No further enzymes or proteins from S. isoflavoniconvertens were essential for daidzein conversion by the recombinant DZNR, DHDR, and THDR. Compared to that by S. isoflavoniconvertens cells, the rate of equol formation by cell-free systems was low. A dihydrodaidzein racemase has been described very recently in Lactococcus sp. strain 20-92 that increased equol formation, presumably by transforming (R)-dihydrodaidzein to (S)-dihydrodaidzein (16). In S. isoflavoniconvertens, this dihydrodaidzein racemase could be encoded by ifcA based on its highly similar amino acid sequence. IfcA is present in the daidzein-induced S. isoflavoniconvertens extract, as observed by 2D-DIGE analysis. The activity of an enzyme catalyzing the conversion of (R)-dihydrodaidzein and (R)-dihydrogenistein to their corresponding (S)-enantiomers is made evident by comparing the experiments with the purified DZNR and those with cell extracts of S. isoflavoniconvertens. While DZNR formed exclusively the (R)-enantiomers of dihydrodaidzein and dihydrogenistein from the parent isoflavones, racemic mixtures were observed during conversion by the cell extracts. However, the subsequent formation of equol by cell extracts was slow, indicating limited activity of DHDR and/or THDR. The products of the remaining genes of the cluster were also upregulated, which indicates their role in isoflavone conversion. Based on their dinucleotide- or Fe-S cluster-binding motifs and similarity to proteins from databases, these gene products could be involved in the electron transfer associated with isoflavonoid reduction. Genes encoding hypothetical proteins similar to the ones from S. isoflavoniconvertens are also present in Lactococcus sp. strain 20-92 (15) and Eggerthella sp. strain YY7918 (24).

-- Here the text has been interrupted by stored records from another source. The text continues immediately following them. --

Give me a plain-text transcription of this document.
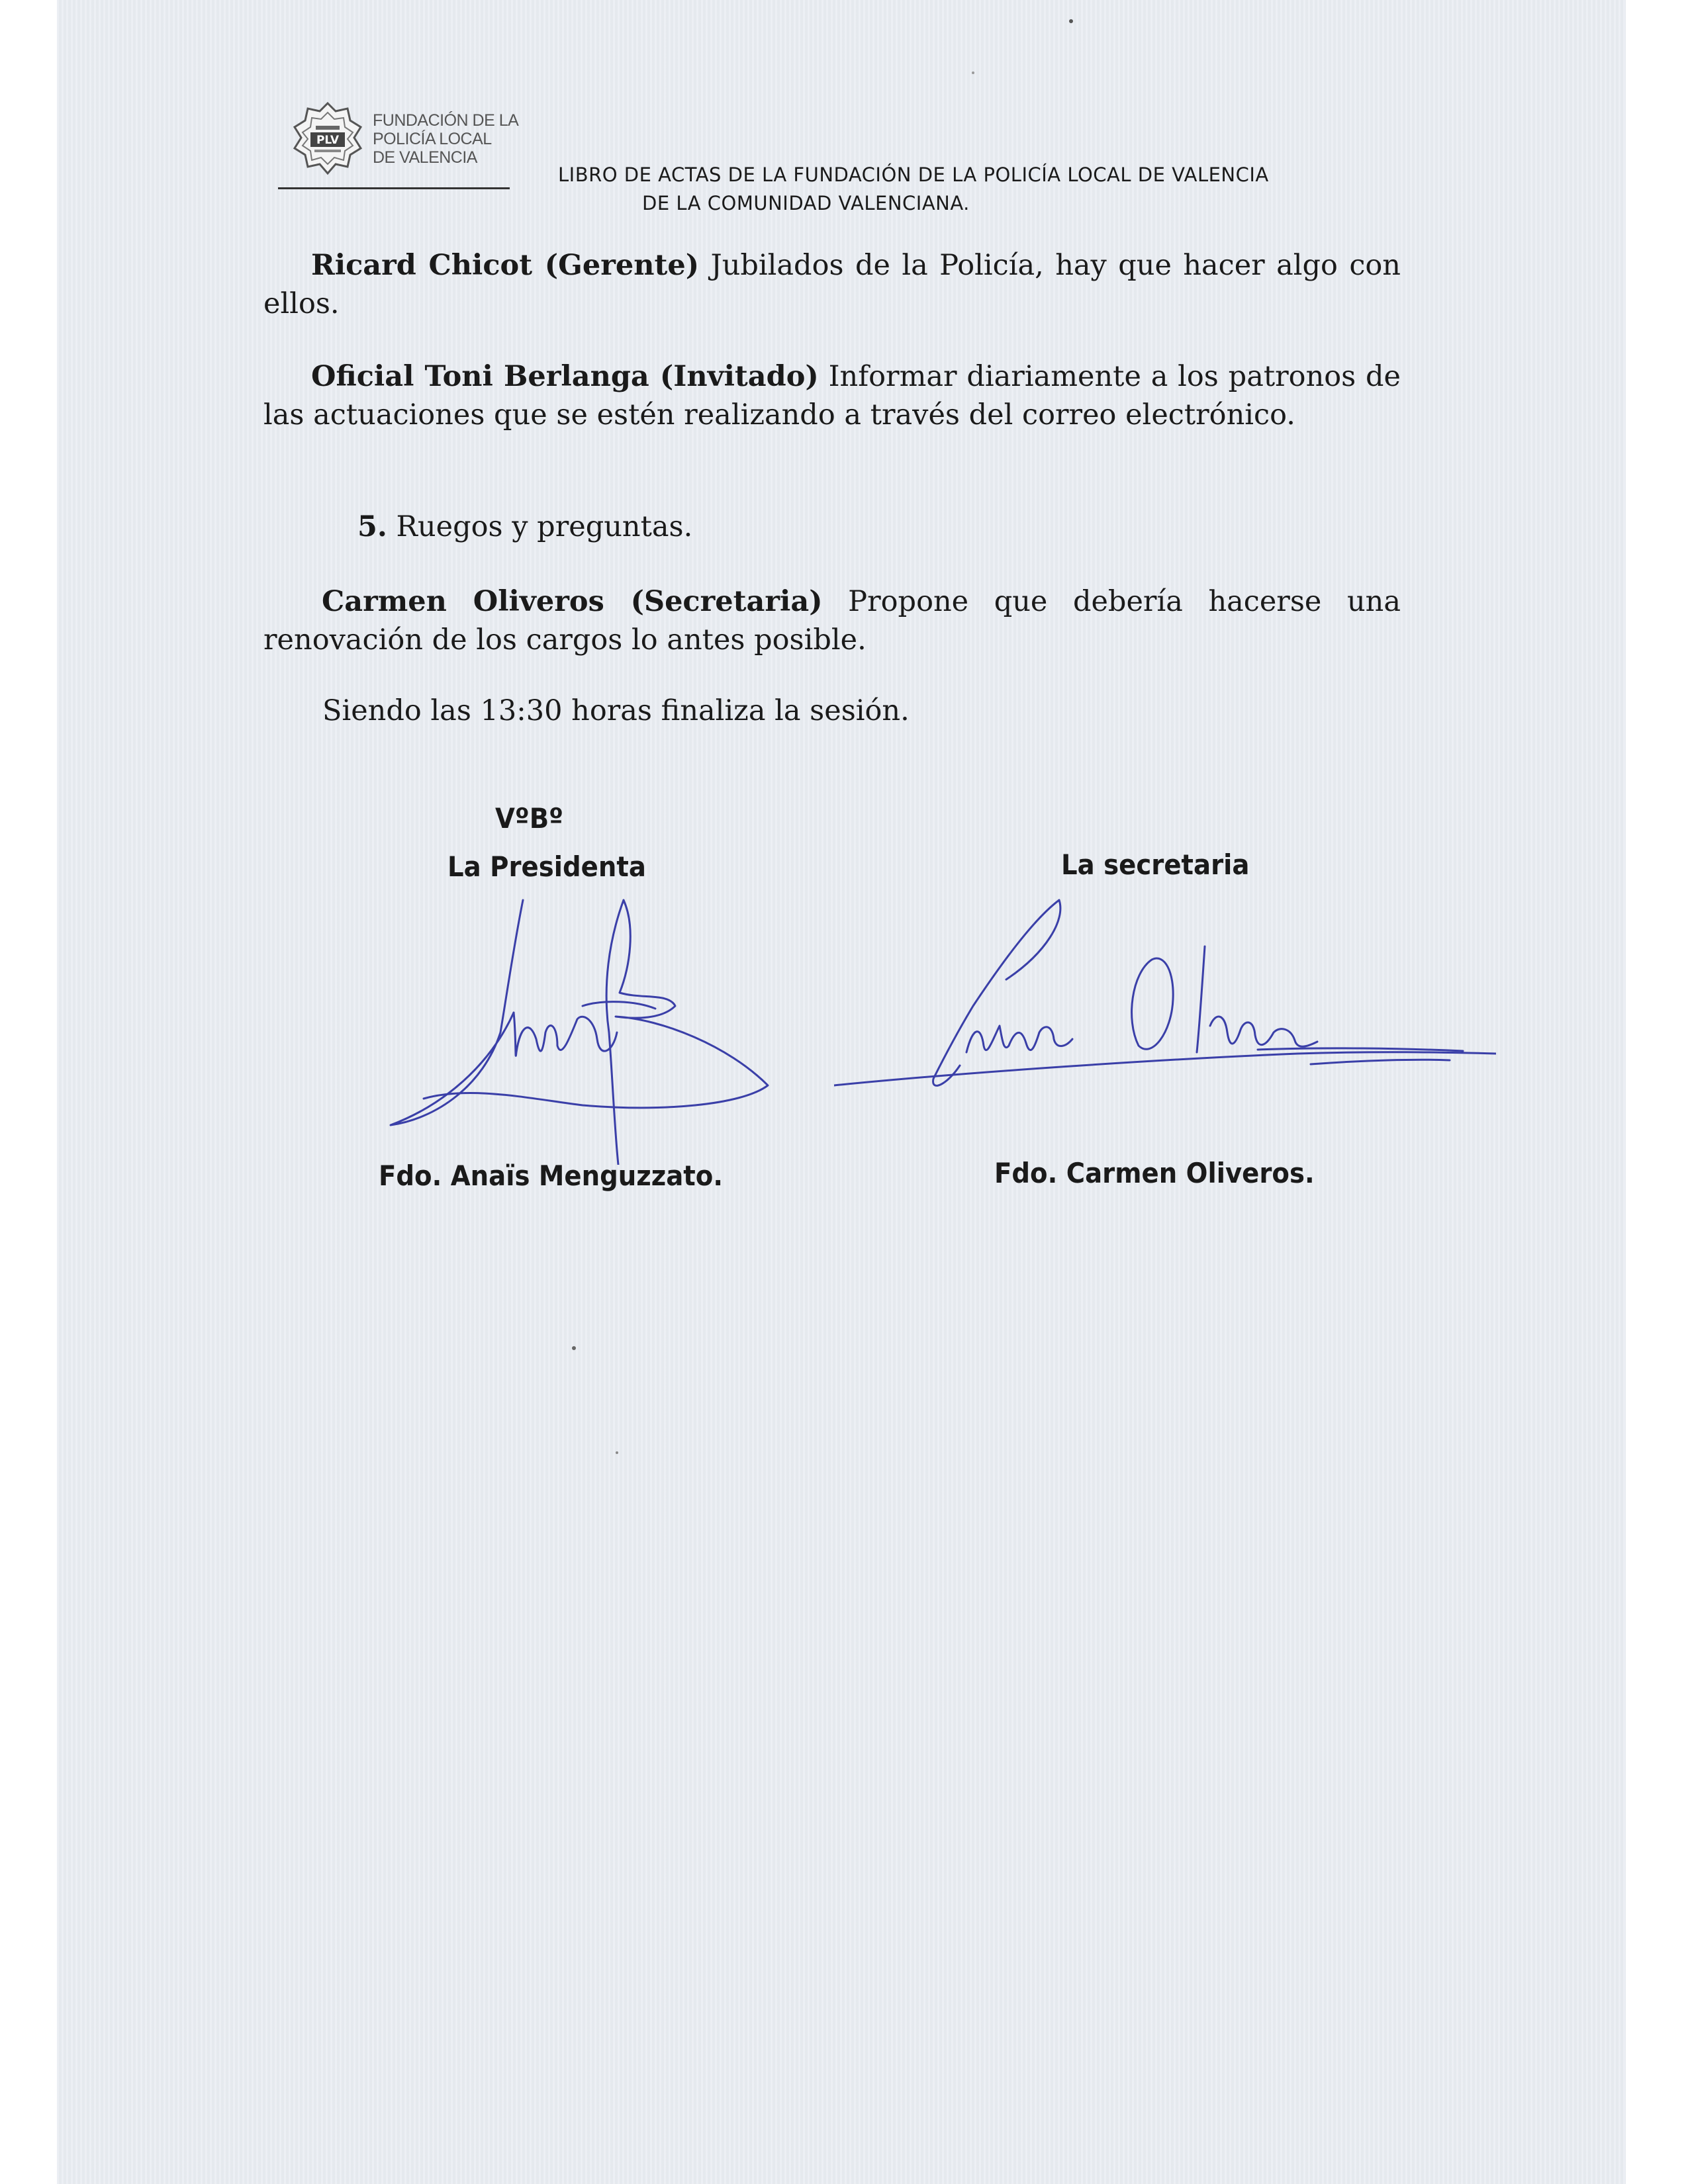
PLV
FUNDACIÓN DE LA
POLICÍA LOCAL
DE VALENCIA
LIBRO DE ACTAS DE LA FUNDACIÓN DE LA POLICÍA LOCAL DE VALENCIA
DE LA COMUNIDAD VALENCIANA.
Ricard Chicot (Gerente) Jubilados de la Policía, hay que hacer algo con ellos.
Oficial Toni Berlanga (Invitado) Informar diariamente a los patronos de las actuaciones que se estén realizando a través del correo electrónico.
5. Ruegos y preguntas.
Carmen Oliveros (Secretaria) Propone que debería hacerse una renovación de los cargos lo antes posible.
Siendo las 13:30 horas finaliza la sesión.
VºBº
La Presidenta	La secretaria
Fdo. Anaïs Menguzzato.	Fdo. Carmen Oliveros.
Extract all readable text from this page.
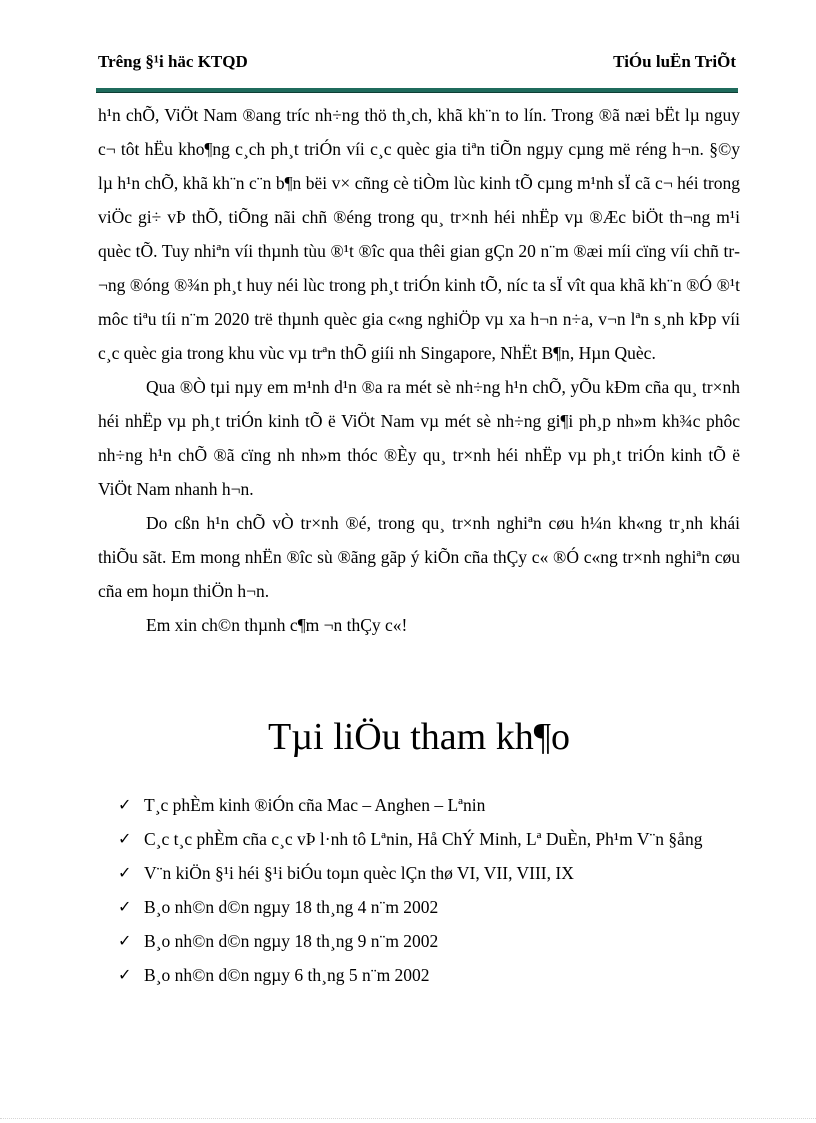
Trêng §¹i häc KTQD	TiÓu luËn TriÕt

h¹n chÕ, ViÖt Nam ®ang tríc nh÷ng thö th¸ch, khã kh¨n to lín. Trong ®ã næi bËt lµ nguy c¬ tôt hËu kho¶ng c¸ch ph¸t triÓn víi c¸c quèc gia tiªn tiÕn ngµy cµng më réng h¬n. §©y lµ h¹n chÕ, khã kh¨n c¨n b¶n bëi v× cñng cè tiÒm lùc kinh tÕ cµng m¹nh sÏ cã c¬ héi trong viÖc gi÷ vÞ thÕ, tiÕng nãi chñ ®éng trong qu¸ tr×nh héi nhËp vµ ®Æc biÖt th¬ng m¹i quèc tÕ. Tuy nhiªn víi thµnh tùu ®¹t ®îc qua thêi gian gÇn 20 n¨m ®æi míi cïng víi chñ tr¬ng ®óng ®¾n ph¸t huy néi lùc trong ph¸t triÓn kinh tÕ, níc ta sÏ vît qua khã kh¨n ®Ó ®¹t môc tiªu tíi n¨m 2020 trë thµnh quèc gia c«ng nghiÖp vµ xa h¬n n÷a, v¬n lªn s¸nh kÞp víi c¸c quèc gia trong khu vùc vµ trªn thÕ giíi nh Singapore, NhËt B¶n, Hµn Quèc.

Qua ®Ò tµi nµy em m¹nh d¹n ®a ra mét sè nh÷ng h¹n chÕ, yÕu kÐm cña qu¸ tr×nh héi nhËp vµ ph¸t triÓn kinh tÕ ë ViÖt Nam vµ mét sè nh÷ng gi¶i ph¸p nh»m kh¾c phôc nh÷ng h¹n chÕ ®ã cïng nh nh»m thóc ®Èy qu¸ tr×nh héi nhËp vµ ph¸t triÓn kinh tÕ ë ViÖt Nam nhanh h¬n.

Do cßn h¹n chÕ vÒ tr×nh ®é, trong qu¸ tr×nh nghiªn cøu h¼n kh«ng tr¸nh khái thiÕu sãt. Em mong nhËn ®îc sù ®ãng gãp ý kiÕn cña thÇy c« ®Ó c«ng tr×nh nghiªn cøu cña em hoµn thiÖn h¬n.

Em xin ch©n thµnh c¶m ¬n thÇy c«!

Tµi liÖu tham kh¶o
✓ T¸c phÈm kinh ®iÓn cña Mac – Anghen – Lªnin
✓ C¸c t¸c phÈm cña c¸c vÞ l·nh tô Lªnin, Hå ChÝ Minh, Lª DuÈn, Ph¹m V¨n §ång
✓ V¨n kiÖn §¹i héi §¹i biÓu toµn quèc lÇn thø VI, VII, VIII, IX
✓ B¸o nh©n d©n ngµy 18 th¸ng 4 n¨m 2002
✓ B¸o nh©n d©n ngµy 18 th¸ng 9 n¨m 2002
✓ B¸o nh©n d©n ngµy 6 th¸ng 5 n¨m 2002
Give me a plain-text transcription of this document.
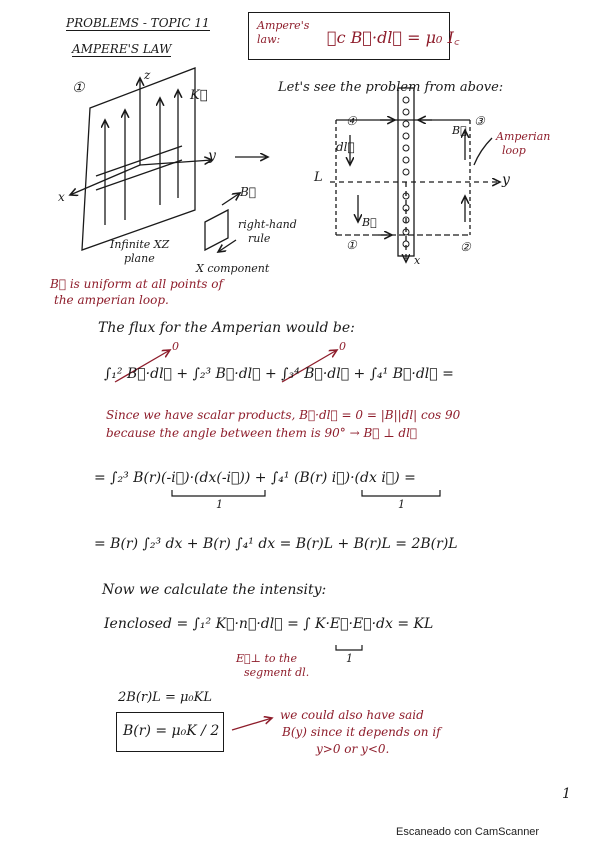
PROBLEMS - TOPIC 11
AMPERE'S LAW
Ampere's law:	∮c B⃗·dl⃗ = μ₀ I꜀
①
z
y
x
K⃗
Infinite XZ
plane
B⃗
right-hand
rule
X component
B⃗ is uniform at all points of
the amperian loop.
Let's see the problem from above:
④	③
①	②
dl⃗
B⃗
B⃗
L	y
x
Amperian
loop
The flux for the Amperian would be:
∫₁² B⃗·dl⃗ + ∫₂³ B⃗·dl⃗ + ∫₃⁴ B⃗·dl⃗ + ∫₄¹ B⃗·dl⃗ =
0	0
Since we have scalar products, B⃗·dl⃗ = 0 = |B||dl| cos 90
because the angle between them is 90° → B⃗ ⊥ dl⃗
= ∫₂³ B(r)(-i⃗)·(dx(-i⃗)) + ∫₄¹ (B(r) i⃗)·(dx i⃗) =
1	1
= B(r) ∫₂³ dx + B(r) ∫₄¹ dx = B(r)L + B(r)L = 2B(r)L
Now we calculate the intensity:
Ienclosed = ∫₁² K⃗·n⃗·dl⃗ = ∫ K·E⃗·E⃗·dx = KL
E⃗⊥ to the
segment dl.
1
2B(r)L = μ₀KL
B(r) = μ₀K / 2
we could also have said
B(y) since it depends on if
y>0 or y<0.
1
Escaneado con CamScanner
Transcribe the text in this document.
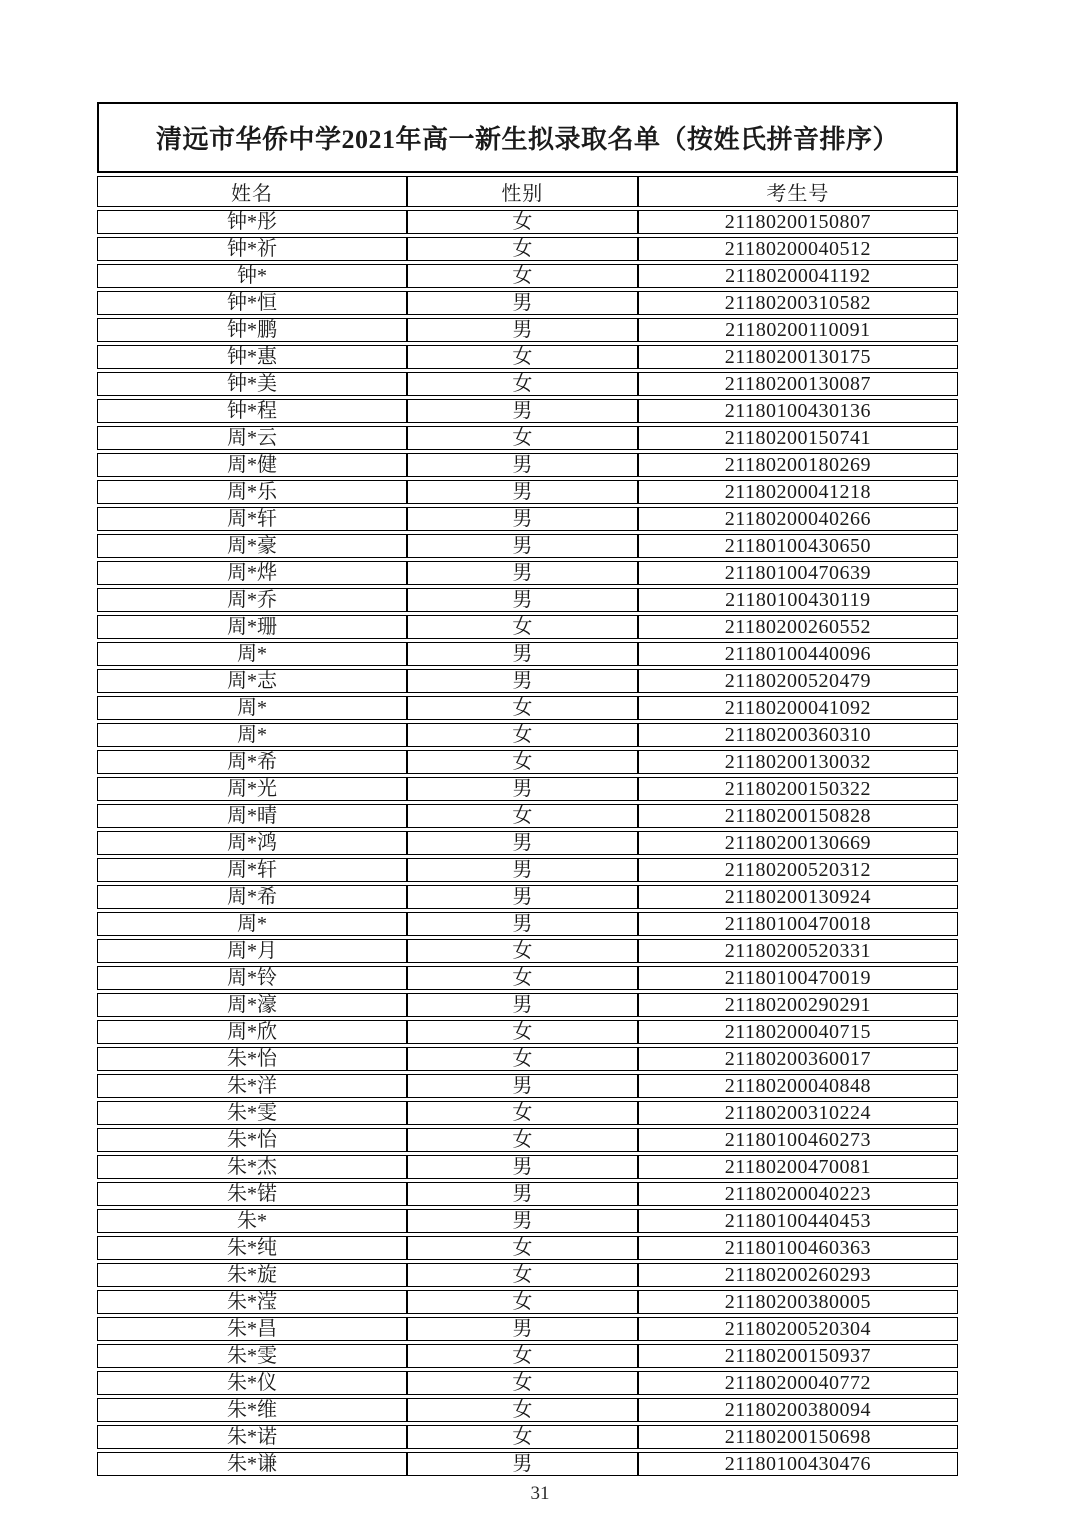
清远市华侨中学2021年高一新生拟录取名单（按姓氏拼音排序）
姓名	性别	考生号
钟*彤	女	21180200150807
钟*祈	女	21180200040512
钟*	女	21180200041192
钟*恒	男	21180200310582
钟*鹏	男	21180200110091
钟*惠	女	21180200130175
钟*美	女	21180200130087
钟*程	男	21180100430136
周*云	女	21180200150741
周*健	男	21180200180269
周*乐	男	21180200041218
周*轩	男	21180200040266
周*豪	男	21180100430650
周*烨	男	21180100470639
周*乔	男	21180100430119
周*珊	女	21180200260552
周*	男	21180100440096
周*志	男	21180200520479
周*	女	21180200041092
周*	女	21180200360310
周*希	女	21180200130032
周*光	男	21180200150322
周*晴	女	21180200150828
周*鸿	男	21180200130669
周*轩	男	21180200520312
周*希	男	21180200130924
周*	男	21180100470018
周*月	女	21180200520331
周*铃	女	21180100470019
周*濠	男	21180200290291
周*欣	女	21180200040715
朱*怡	女	21180200360017
朱*洋	男	21180200040848
朱*雯	女	21180200310224
朱*怡	女	21180100460273
朱*杰	男	21180200470081
朱*锘	男	21180200040223
朱*	男	21180100440453
朱*纯	女	21180100460363
朱*旋	女	21180200260293
朱*滢	女	21180200380005
朱*昌	男	21180200520304
朱*雯	女	21180200150937
朱*仪	女	21180200040772
朱*维	女	21180200380094
朱*诺	女	21180200150698
朱*谦	男	21180100430476
31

The GC content of the genes from S. isoflavoniconvertens investigated here is in the range of that determined for the complete genome of this organism (Table 2). In contrast, the GC content of up to 68% of the corresponding genes from Eggerthella sp. strain YY7918 and, in particular, from Lactococcus sp. strain 20-92 greatly exceeds their genomic GC content of 56% (24) and 39% (type strain of Lactococcus garvieae) (30), respectively. The deviations in the GC content indicate that these genes were acquired by horizontal transfer from bacteria with high GC content and may confer a considerable advantage to the recipients.

The results of this study provide the basis for further elucidating the catalytic mechanisms underlying the isoflavone conversion by S. isoflavoniconvertens. The function of the daidzein-induced proteins encoded by the remaining genes of the identified cluster and the regulation of gene expression are to be clarified in future studies. The identification of conserved regions in the isoflavone-converting enzymes based on sequences from various gut bacteria enables us not only to pinpoint catalytic sites but also to detect corresponding genes in other isoflavone-activating bacteria within the microbial metagenome of the human gut. The knowledge gained on highly conserved gene sequences may subsequently be used for fecal sample analysis to characterize isoflavone metabotypes in humans.